"The Chinese?" he said, affecting to misunderstand the cry. "You've come to the right shop if you want a good little talk on that question. As I told Senator Morton the other day, I'm the original Chinese exclusionist--not excepting Bill Nye and Truthful James. Ask the reporters to take a front seat."

I had never suspected Wharton Kendrick of oratorical ability, but he showed all the arts of the stump speaker, and with a few pat anecdotes stated his position, and appealed to the men to trust the settlement of the problem to the substantial men of the State.

The leaders of the mob were quick to see the danger to their schemes, and tried several interruptions, which Kendrick blandly ignored. At last one of them shouted as comment on his profession of faith:

"Then why don't you discharge your Chinese help?"

This thrust renewed the cries of anger from the mob, and a wolfish look came on the faces about me.

"Why," returned Kendrick with a jovial laugh, "for the same reason that the rabbit couldn't cut off his tail--because he didn't have one.
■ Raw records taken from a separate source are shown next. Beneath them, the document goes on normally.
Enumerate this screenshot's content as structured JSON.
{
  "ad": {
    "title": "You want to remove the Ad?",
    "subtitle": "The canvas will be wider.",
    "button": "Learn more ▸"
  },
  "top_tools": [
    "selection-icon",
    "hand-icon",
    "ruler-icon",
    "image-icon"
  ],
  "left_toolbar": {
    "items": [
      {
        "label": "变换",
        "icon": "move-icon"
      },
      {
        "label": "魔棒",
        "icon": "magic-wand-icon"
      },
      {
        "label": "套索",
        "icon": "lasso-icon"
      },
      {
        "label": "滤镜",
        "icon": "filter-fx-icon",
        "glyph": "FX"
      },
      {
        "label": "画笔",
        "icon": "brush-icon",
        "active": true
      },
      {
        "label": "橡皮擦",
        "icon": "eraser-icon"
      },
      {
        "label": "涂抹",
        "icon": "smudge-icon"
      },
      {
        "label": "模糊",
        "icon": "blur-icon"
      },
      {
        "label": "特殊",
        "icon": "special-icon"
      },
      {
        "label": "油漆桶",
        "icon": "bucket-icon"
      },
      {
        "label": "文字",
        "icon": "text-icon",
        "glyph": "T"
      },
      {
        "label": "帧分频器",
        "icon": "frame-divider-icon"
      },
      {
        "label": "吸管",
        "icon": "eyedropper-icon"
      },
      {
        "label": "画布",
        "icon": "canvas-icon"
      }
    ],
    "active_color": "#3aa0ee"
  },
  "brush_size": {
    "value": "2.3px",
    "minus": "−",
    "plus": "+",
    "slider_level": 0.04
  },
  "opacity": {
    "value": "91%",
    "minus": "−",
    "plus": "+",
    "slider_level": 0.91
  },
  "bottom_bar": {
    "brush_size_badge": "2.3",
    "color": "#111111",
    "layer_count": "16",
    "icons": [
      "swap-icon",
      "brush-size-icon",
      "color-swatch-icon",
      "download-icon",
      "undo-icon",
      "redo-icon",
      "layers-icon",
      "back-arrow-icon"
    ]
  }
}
I don't know any reason why I shouldn't hire a Chinese cook if I wanted one, as long as they are permitted to come into the country; but I don't want one. My servants are all white."

The reply raised a laugh, and a few enthusiastic rioters shouted "Hooray for Kendrick!"

"Shut up, you fools!" cried the leaders; and the voice that had called on Kendrick to discharge his Chinese shouted:

"It's a lie about there not being any Chinese in de house!"

"The honorable gentleman has forgotten to speak the truth," retorted Kendrick good-humoredly. "I keep no Chinese."